« Extraits du corps », le livre fondateur

« J’eus la conviction d’avoir reproduit littéralement des états physiques, et donc mis du corps dans l’écriture et pas seulement de la représentation [1]. »

   Extraits du corps est, selon Bernard Noël, « le titre-manifeste [2] » sous lequel tous ses écrits pourraient être rangés. En 1956, lors d’un mois de janvier glacial, il rédige en une dizaine de nuits cette suite de textes qui constituera la matrice de son œuvre à venir. Il a 25 ans. « J’habitais alors un atelier de sculpteur à peu près vide [3]. Dans l’un des angles, on avait aménagé une petite cuisine de trois mètres carrés maximum, espèce de réduit en planches avec une porte. J’écrivais là, à la chaleur d’un réchaud à gaz sur lequel bouillait de l’eau. J’écrivais dans l’illusion de serrer au plus près des visions organiques dont l’écriture était l’autoscopie [4]. »

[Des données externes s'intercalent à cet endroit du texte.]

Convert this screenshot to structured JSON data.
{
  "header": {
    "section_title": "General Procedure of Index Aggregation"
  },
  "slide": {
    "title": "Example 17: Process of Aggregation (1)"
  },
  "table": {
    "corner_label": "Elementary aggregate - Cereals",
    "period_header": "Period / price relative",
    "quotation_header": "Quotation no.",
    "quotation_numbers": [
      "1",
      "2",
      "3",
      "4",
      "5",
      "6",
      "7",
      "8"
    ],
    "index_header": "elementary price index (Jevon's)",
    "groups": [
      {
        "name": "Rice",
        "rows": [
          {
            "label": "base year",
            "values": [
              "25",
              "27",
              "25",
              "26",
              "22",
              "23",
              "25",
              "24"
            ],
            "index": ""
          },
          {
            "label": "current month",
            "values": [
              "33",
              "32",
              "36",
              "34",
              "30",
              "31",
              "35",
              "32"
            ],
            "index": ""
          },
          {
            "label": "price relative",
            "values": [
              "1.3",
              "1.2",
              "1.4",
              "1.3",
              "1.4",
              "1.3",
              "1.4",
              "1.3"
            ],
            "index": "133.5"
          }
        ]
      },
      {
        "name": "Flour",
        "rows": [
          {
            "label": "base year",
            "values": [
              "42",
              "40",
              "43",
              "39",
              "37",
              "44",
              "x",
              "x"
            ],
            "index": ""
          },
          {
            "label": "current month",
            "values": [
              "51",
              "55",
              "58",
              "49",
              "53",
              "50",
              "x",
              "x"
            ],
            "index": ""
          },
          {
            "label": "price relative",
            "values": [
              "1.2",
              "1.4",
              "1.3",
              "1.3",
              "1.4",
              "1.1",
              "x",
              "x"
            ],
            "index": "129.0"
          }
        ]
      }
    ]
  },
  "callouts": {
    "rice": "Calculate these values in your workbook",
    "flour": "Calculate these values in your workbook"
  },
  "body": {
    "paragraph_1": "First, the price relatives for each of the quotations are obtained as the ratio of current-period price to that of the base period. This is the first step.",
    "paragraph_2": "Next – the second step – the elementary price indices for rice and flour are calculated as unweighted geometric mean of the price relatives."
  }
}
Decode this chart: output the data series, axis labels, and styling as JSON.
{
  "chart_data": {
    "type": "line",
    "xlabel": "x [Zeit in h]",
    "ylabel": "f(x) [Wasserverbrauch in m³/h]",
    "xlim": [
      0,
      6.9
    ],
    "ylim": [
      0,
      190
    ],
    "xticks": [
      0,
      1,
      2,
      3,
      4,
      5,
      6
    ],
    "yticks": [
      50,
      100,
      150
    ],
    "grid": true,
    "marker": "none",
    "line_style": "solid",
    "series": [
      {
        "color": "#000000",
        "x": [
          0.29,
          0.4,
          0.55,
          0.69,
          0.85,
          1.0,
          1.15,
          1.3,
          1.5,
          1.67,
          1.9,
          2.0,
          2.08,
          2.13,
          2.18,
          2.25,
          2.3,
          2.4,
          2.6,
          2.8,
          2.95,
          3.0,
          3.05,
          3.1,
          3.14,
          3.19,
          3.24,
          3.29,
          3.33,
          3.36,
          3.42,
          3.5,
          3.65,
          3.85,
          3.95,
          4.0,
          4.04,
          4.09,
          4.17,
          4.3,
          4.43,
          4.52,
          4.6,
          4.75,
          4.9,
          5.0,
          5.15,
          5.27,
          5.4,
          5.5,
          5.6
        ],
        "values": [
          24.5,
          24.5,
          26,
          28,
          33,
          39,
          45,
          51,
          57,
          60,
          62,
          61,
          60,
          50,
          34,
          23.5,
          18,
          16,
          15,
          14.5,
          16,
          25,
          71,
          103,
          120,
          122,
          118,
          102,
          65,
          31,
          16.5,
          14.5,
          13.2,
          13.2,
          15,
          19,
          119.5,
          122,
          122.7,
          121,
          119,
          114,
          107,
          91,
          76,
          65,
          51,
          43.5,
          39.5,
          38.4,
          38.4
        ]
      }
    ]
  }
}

   Mu par le désir d’écrire depuis son adolescence, Bernard Noël a jusque-là peiné à trouver sa voie. Voulant s’écarter du surréalisme, il s’est essayé aux romans engagés, dans le style de la littérature d’après-guerre, mais cela ne lui correspond pas. De plus, il a en tête l’affirmation d’Artaud dans Le Pèse-Nerfs : « Toute l’écriture est de la cochonnerie ». Le corps semble lui offrir une possibilité d’écrire inexplorée, comme il l’expliquera à Jean Daive : « Comment faire pour que l’écriture, dont je doutais, devienne un instrument exact ? Disons qu’il y avait à l’arrière de ce livre – qui à l’origine, d’ailleurs, n’était même pas un livre et peut-être même pas un projet de livre – ce besoin qui était censé être le plus véridique et qui était tout simplement mon matériau premier, c’est-à-dire mon corps. Donc expérience, mais au sens le plus direct : tenter de saisir ces petits mouvements qui se passent à l’intérieur de nous. Les saisir et les dire avec le plus d’exactitude possible, pas seulement pour les dire mais aussi pour que les mots qui les diraient soient présents sans aucun doute, puisque tout le langage était douteux. Je pensais que cette observation des mouvements internes rendrait au langage une espèce de vérité première [5].»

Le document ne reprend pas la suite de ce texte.